Post-traumatic bone defects usually occur from severe high-velocity injuries due to road traffic accidents; they may be difficult to fill. We have managed defects of long bones by the use of free non-vascularised fibular grafts harvested subperiosteally and held by screw fixation of the fibular strut ends to the ends of the bone defect, combined with an external fixator in 8 tibial defects and with a plate and screws in 2 ulnae and 2 humeri. Twelve patients, eleven male and one female, with a mean average age of 25 years (range 12-40), underwent this procedure. Eleven grafts (92%) united at both ends within an average of 4 months (range, 3 to 5 months). The defect lengths averaged 7 cm (range from 6 to 10 cm). The long-term follow-up showed complete 'tibialisation' of the fibula. Non-vascularised fibular graft, compared to microvascular reconstruction and Ilizarov techniques, is a simple procedure that is still valid to bridge bone defects successfully in selected cases.
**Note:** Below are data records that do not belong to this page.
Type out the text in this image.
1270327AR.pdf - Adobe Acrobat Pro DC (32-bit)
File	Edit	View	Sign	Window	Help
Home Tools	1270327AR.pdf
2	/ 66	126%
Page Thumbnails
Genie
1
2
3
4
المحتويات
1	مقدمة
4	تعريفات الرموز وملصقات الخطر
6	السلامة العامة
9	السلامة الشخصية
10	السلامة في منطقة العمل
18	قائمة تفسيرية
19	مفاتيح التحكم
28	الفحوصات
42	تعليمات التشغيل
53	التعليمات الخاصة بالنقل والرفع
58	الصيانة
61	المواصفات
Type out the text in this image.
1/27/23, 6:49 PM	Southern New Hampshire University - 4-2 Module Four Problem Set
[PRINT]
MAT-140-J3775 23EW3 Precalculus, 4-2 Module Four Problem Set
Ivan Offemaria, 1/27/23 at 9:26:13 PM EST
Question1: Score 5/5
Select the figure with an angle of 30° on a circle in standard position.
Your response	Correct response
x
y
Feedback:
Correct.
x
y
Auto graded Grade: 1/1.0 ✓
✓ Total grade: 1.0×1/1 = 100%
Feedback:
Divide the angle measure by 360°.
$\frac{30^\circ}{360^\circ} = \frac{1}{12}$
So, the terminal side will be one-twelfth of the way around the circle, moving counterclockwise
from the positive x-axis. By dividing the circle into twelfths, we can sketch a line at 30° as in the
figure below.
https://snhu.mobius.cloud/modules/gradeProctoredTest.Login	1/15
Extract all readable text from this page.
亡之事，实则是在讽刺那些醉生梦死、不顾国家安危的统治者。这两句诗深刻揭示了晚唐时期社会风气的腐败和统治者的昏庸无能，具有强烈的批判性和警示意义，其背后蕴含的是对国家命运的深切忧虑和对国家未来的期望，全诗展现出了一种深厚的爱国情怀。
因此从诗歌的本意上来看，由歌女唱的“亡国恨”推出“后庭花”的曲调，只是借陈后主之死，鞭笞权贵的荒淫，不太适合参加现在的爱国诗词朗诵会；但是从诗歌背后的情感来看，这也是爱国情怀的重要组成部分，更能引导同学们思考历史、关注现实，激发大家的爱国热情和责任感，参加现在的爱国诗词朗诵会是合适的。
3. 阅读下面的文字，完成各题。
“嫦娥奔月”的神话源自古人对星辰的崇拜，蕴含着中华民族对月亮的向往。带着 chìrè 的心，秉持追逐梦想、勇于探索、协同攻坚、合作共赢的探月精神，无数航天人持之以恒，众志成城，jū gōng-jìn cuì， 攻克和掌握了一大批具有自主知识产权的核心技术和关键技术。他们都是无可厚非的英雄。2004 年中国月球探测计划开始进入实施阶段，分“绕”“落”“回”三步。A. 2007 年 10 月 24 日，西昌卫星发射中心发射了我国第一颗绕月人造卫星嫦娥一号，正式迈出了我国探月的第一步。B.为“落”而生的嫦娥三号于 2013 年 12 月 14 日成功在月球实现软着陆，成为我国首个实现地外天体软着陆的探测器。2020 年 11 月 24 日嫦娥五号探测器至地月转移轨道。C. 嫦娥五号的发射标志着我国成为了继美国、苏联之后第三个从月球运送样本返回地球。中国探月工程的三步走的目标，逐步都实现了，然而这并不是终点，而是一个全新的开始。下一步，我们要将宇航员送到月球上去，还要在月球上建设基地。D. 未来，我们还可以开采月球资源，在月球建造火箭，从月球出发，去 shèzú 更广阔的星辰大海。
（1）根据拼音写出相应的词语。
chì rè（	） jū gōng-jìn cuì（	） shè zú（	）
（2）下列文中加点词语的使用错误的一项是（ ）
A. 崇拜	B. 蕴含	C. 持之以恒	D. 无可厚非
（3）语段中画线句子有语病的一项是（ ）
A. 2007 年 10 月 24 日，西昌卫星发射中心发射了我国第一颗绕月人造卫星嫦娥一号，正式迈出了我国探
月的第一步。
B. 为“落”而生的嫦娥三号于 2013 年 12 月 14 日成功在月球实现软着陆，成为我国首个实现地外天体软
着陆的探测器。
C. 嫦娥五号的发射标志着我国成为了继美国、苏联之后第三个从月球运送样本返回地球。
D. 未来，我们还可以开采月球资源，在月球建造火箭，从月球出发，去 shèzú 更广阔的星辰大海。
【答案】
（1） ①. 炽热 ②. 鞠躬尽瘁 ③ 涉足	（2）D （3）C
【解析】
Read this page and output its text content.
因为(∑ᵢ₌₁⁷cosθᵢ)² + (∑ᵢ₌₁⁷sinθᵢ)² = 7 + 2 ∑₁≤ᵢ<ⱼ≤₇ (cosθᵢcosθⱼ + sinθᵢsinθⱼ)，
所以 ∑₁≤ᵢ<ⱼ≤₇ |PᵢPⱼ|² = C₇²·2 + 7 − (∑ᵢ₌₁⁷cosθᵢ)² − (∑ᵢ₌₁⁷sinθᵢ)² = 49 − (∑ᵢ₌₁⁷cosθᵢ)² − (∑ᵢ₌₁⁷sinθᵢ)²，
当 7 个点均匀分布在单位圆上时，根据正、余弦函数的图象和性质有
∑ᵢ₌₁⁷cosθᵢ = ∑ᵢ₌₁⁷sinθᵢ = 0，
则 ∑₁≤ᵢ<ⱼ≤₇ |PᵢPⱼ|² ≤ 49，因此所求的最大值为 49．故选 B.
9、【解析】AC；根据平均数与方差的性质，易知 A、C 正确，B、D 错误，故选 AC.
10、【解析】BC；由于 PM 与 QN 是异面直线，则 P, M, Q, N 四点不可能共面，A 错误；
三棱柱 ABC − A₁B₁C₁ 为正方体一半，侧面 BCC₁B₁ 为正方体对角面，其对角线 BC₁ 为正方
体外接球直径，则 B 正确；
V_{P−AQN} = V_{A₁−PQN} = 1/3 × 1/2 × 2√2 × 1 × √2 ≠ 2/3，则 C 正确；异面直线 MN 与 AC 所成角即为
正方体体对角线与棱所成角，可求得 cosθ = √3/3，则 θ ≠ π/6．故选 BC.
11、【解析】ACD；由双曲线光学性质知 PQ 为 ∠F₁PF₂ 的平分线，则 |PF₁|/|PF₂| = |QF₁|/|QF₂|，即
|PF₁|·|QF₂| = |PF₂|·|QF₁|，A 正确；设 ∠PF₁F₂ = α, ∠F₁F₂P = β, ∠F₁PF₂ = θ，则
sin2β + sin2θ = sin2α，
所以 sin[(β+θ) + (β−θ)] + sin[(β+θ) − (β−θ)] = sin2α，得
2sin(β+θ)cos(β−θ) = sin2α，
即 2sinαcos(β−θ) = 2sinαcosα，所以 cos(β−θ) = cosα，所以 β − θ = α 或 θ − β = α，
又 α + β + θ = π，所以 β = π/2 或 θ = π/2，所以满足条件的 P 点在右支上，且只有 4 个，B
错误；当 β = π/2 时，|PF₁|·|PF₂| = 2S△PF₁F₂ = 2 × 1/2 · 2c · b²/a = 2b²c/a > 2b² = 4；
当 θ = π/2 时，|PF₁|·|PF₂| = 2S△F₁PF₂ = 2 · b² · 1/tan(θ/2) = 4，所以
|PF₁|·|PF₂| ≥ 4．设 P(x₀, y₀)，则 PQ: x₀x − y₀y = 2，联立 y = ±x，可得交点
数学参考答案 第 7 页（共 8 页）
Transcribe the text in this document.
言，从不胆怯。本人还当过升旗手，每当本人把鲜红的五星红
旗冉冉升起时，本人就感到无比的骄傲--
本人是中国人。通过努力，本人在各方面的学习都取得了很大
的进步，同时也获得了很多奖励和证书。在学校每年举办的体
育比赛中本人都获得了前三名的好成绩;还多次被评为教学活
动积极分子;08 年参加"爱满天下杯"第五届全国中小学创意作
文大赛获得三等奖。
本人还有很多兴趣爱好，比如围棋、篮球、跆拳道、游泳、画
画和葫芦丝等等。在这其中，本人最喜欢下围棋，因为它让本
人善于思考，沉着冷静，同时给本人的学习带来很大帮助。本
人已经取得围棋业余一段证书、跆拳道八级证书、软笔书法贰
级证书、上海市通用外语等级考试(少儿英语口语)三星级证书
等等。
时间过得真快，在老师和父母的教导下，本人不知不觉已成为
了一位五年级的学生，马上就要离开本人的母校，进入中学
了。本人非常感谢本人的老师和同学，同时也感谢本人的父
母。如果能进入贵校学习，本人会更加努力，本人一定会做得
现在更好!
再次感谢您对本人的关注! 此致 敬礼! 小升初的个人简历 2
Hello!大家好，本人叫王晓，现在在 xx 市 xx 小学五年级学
创伤后骨缺损通常由道路交通事故导致的严重高速损伤引起;这些缺损可能难以填补。我们通过使用经骨膜下采集的游离非带血管腓骨移植物来处理长骨缺损,将腓骨支柱两端用螺钉固定于骨缺损两端,并在8例胫骨缺损中联合使用外固定器,在2例尺骨和2例肱骨中联合使用钢板和螺钉。12例患者,11例男性和1例女性,平均年龄25岁(范围12 - 40岁),接受了此手术。11例移植物(92%)在平均4个月(范围3至5个月)内两端均实现愈合。缺损长度平均为7 cm(范围6至10 cm)。长期随访显示腓骨完全“胫骨化”。与微血管重建和伊里扎洛夫技术相比,非带血管腓骨移植是一种简单的手术方法,在特定病例中仍可成功用于桥接骨缺损。